Y para finalizar nos remitiremos a un fragmento de El nombre de la Rosa, de Umberto Eco, y a una anécdota de la vida de Mozart, genial compositor que manteniéndose en las formas propias del clasicismo musical supo abrir las puertas hacia el romanticismo y que una muerte prematura le impidió curzar.
En el primer fragmento, uno de sus personajes lanza un discurso sobre la conservación del saber, fragmento que resume las intenciones del presente trabajo, a una anécdota
“(...) No hay progreso, no hay revolución de las ciencias en las vicisitudes del saber (en nuestro caso podemos aplicarlo a la arquitectura), sino, a lo sumo, permanente y sublime RECAPITULACIÓN. (...) . El saber (la arquitectura), firme como una roca inconmovible, nos permite, cuando somos capaces de escuchar su voz con humildad, seguir y predecir, ese curso, pero sin que éste haga mella en él”.

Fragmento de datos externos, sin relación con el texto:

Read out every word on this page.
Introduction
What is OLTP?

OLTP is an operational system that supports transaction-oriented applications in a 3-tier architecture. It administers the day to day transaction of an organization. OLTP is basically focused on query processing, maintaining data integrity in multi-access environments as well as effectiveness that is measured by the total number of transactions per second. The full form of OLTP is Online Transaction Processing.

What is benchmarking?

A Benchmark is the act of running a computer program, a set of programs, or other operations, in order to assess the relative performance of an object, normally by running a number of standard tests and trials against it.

La anécdota de la vida de Mozart hace referencia a un debate que se planteó después del estreno de sus obras El rapto del Serrallo y Las bodas de Fígaro, obras cumbre de la ópera del siglo XVIII, pero que en su época suscitaron polémica, pues se alejaban de las temáticas clásicas a las que estaba acostumbrada la nobleza ilustrada. Esta polémica enganchaba con la querella entre antiguos modernos, que en el siglo XVIII se extendió a todos los ámbitos y sentó las bases del romanticismo. La anécdota cuenta, que, estando Mozart en presencia del emperador de Austria y recibiendo críticas de sus óperas por parte de los músicos de la corte (Mozart realizaba encargos puntuales para la corte vienesa, pero en sí, fue el primer músico independiente), contestó a sus críticas con el siguiente e ingenioso comentario:
“Señores, cualquiera prefiere escuchar los chismorreos de su peluquero a las pesadas hazañas de Hércules o Eneas. Estos personajes están tan encumbrados que hasta defecan mármol”.

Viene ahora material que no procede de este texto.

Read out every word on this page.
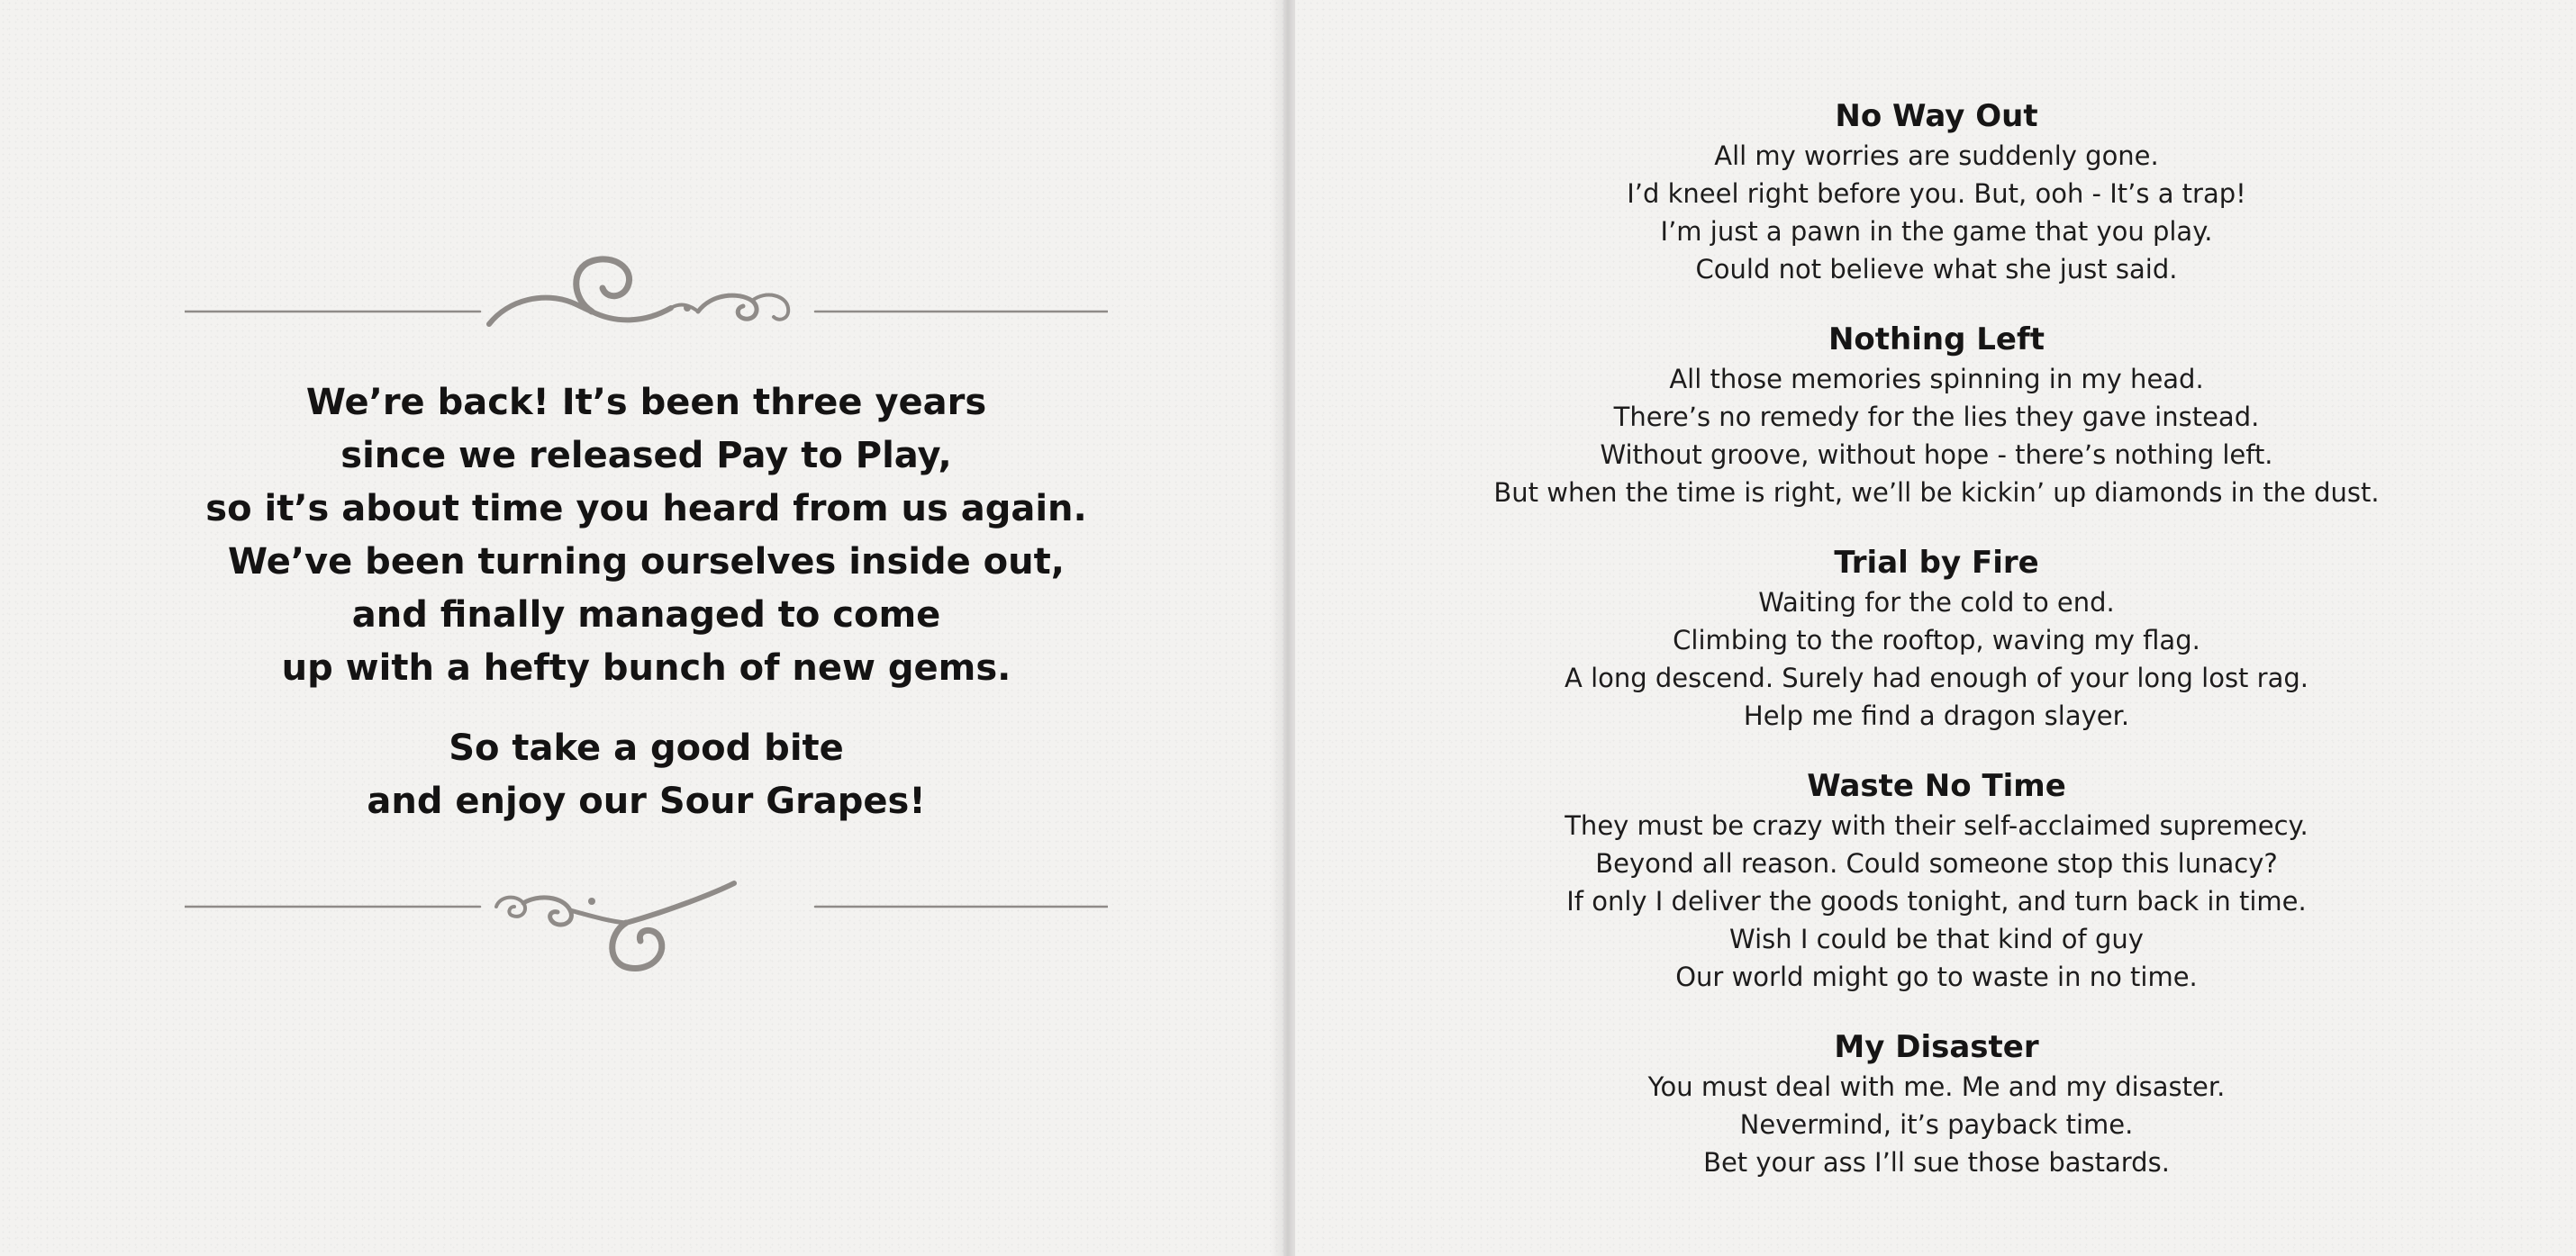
We’re back! It’s been three years

since we released Pay to Play,

so it’s about time you heard from us again.

We’ve been turning ourselves inside out,

and finally managed to come

up with a hefty bunch of new gems.

So take a good bite

and enjoy our Sour Grapes!

No Way Out
All my worries are suddenly gone.
I’d kneel right before you. But, ooh - It’s a trap!
I’m just a pawn in the game that you play.
Could not believe what she just said.
Nothing Left
All those memories spinning in my head.
There’s no remedy for the lies they gave instead.
Without groove, without hope - there’s nothing left.
But when the time is right, we’ll be kickin’ up diamonds in the dust.
Trial by Fire
Waiting for the cold to end.
Climbing to the rooftop, waving my flag.
A long descend. Surely had enough of your long lost rag.
Help me find a dragon slayer.
Waste No Time
They must be crazy with their self-acclaimed supremecy.
Beyond all reason. Could someone stop this lunacy?
If only I deliver the goods tonight, and turn back in time.
Wish I could be that kind of guy
Our world might go to waste in no time.
My Disaster
You must deal with me. Me and my disaster.
Nevermind, it’s payback time.
Bet your ass I’ll sue those bastards.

En nuestra época, también tenemos arquitecturas de autor tan encumbradas y deificadas que hasta defecan mármol, aunque quizá debiéramos decir titanio o travertino, que se amolda más a las características de estos nuevos dioses de la arquitectura, que visten a la ignorancia con el disfraz de la abstracción.
Hola :) Esta entrada parece como la conclusión de todo tu pensamiento. Me parece muy interesante después de todas las charlas que tenemos juntos. No he entendido lo de la revisión de la filología. Me apunto el libro y estaría bien que me explicases lo de la revisión del lenguaje arquitectónico en todos sus niveles.